As John Medina, author of Brain Rules says,

The human brain became the most powerful in the world under conditions where motion was a constant presence.

Our fancy brains developed not while we were lounging around but while we were working out.

At the start of each month I’ll suggest a book for you to read and then a couple of weeks later (that is enough time to read a book, right?) I’ll provide questions to kick-start your discussion.

Already a member of a book club?  Take your next meeting outdoors and exercise your body as well as your mind – it’ll make a huge impact on your brain health!

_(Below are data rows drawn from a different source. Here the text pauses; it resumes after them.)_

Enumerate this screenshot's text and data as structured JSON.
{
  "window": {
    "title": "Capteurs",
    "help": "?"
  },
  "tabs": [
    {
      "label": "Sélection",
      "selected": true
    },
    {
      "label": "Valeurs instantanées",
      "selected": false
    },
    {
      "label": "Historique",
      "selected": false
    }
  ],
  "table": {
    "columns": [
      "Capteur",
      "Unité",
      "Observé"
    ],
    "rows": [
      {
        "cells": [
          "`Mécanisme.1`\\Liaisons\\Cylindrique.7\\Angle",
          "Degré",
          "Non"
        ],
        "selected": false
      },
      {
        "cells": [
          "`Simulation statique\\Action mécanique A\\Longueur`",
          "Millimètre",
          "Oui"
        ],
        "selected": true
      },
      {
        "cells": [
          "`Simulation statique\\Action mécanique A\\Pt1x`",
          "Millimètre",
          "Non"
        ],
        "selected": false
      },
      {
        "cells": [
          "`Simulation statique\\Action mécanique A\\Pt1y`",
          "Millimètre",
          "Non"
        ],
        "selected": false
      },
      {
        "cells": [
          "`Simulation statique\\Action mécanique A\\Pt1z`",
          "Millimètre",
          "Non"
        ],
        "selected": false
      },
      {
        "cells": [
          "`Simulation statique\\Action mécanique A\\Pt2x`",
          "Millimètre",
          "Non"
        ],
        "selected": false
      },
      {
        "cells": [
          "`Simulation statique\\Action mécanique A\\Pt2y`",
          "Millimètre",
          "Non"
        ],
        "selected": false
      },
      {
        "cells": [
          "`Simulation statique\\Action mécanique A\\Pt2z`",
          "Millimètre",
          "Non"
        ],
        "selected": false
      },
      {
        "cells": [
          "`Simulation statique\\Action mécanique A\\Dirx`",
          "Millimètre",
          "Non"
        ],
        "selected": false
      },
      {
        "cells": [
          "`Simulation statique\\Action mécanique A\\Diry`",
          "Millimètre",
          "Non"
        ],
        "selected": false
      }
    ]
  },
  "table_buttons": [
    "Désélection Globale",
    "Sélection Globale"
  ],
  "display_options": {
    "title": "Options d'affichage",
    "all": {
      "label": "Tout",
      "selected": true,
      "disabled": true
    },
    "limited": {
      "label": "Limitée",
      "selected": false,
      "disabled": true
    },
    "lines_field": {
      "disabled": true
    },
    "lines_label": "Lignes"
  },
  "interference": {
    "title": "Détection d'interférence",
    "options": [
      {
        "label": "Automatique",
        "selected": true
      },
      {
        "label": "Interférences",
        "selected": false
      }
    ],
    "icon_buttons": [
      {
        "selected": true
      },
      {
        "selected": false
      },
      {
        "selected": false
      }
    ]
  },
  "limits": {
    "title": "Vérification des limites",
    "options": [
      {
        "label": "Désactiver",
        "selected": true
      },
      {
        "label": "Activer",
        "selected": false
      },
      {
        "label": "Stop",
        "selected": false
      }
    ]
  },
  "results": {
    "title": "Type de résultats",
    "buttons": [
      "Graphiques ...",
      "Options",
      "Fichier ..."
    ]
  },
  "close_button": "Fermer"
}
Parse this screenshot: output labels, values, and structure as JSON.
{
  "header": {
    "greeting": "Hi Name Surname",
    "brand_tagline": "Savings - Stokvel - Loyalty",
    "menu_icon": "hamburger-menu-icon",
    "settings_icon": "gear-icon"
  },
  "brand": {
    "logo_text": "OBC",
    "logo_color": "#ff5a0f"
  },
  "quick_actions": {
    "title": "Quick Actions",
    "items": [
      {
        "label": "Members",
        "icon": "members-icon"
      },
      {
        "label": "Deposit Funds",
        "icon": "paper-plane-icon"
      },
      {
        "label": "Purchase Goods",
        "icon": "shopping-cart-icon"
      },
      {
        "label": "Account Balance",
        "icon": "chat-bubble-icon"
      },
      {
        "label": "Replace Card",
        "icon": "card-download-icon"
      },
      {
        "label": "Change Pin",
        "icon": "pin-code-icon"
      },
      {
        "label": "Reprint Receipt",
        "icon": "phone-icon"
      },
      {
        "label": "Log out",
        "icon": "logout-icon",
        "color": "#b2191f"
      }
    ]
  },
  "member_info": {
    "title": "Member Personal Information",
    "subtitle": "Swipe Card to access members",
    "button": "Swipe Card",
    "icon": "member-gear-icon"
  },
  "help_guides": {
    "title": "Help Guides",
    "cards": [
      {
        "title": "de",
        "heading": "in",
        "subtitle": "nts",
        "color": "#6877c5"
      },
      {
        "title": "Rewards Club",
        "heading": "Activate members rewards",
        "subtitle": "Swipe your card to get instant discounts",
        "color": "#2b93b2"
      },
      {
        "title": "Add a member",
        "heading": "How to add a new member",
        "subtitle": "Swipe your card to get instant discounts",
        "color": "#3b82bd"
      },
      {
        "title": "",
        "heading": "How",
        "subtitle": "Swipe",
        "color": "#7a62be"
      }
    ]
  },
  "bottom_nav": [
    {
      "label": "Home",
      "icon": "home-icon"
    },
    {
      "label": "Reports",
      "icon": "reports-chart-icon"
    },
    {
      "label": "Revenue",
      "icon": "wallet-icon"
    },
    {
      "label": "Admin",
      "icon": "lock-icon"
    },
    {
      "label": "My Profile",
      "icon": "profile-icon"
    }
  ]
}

How to start a Walking Book Club

Here are some tips to get you going…

  1. Choose 2 or 3 friends that are as passionate and motivated as you about brain health.
  2. Keep your group small.  It is easiest to discuss the book when only 3 or 4 of you are walking.
  3. Choose a route that you can cover in about one hour – roughly 4km at an average walking pace.
  4. Choose landmarks along the route that act as triggers for discussion, eg, choose a tree in the distance and discuss the first question until you walk past the tree.   Or get high-tech and use an app that measures distance.  I use an exercise app called Endomonodo.  Set it to announce when you have walked a set distance.  Discuss one question every 500 metres (or whatever distance you choose… brainstorm with your friends and come up with your own clever solution).

And, finish up a local cafe for a coffee. Neuroscientists have shown that coffee and friendships boost your brain health and reduce cognitive decline.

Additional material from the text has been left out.